Machine Translation and Artificial Intelligence, a quick and dirty view

The folks at Language Log have been having an interesting discussion about machine translation, "They called for more structure", that was started by a passage from Donald Barthleme. Down in that discussion Jason Eisner has a useful remark:
The field of AI includes both neat and scruffy approaches. A neat system for MT would be a faithful implementation of some linguistic theory. Current leading MT systems are somewhat scruffy. They contain various hacks and shortcuts that help to produce a decent translation quickly.

Researchers with a scruffy-AI mindset may think that's just fine. Either they suspect that brains themselves are much scruffier than linguists admit, or they have no opinion about brains and simply want to engineer a working product.
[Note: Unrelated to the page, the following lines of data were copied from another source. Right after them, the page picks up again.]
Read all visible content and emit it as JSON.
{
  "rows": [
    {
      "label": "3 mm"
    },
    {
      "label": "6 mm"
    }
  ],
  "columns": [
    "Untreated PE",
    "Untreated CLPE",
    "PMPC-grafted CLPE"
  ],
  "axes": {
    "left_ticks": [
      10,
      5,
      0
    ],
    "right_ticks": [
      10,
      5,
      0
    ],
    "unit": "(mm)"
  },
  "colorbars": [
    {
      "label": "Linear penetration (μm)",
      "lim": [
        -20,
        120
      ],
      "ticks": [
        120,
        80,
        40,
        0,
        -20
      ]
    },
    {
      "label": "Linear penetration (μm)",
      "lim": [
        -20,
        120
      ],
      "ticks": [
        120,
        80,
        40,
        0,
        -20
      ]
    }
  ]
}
A scruffy-AI researcher may want to enrich the current system to make more use of syntax, but will be perfectly happy to use a "big hairy four-by-four" approximation of syntax that is nailed onto the rest of the system with railroad spikes. The goal is to improve the end results by any expedient method.

Other researchers working on the same system may be true believers in neat AI. They really wish that the system had been designed on clean linguistic and statistical principles from the ground up. Unfortunately such systems would be hard to build and have not worked as well in the past, so these neat-AI researchers settle for helping to nail syntax onto an existing scruffy system. They feel proud of themselves for using (more) linguistics. But does this route really lead toward the utopian system they dream of? Can the hybrid system be gradually made more principled, as the old hacks are gradually phased out? Or is that just a comforting fantasy that sustains them, as it sustains Barthelme's construction workers? "The exercise of our skills, and the promise of the city, were enough."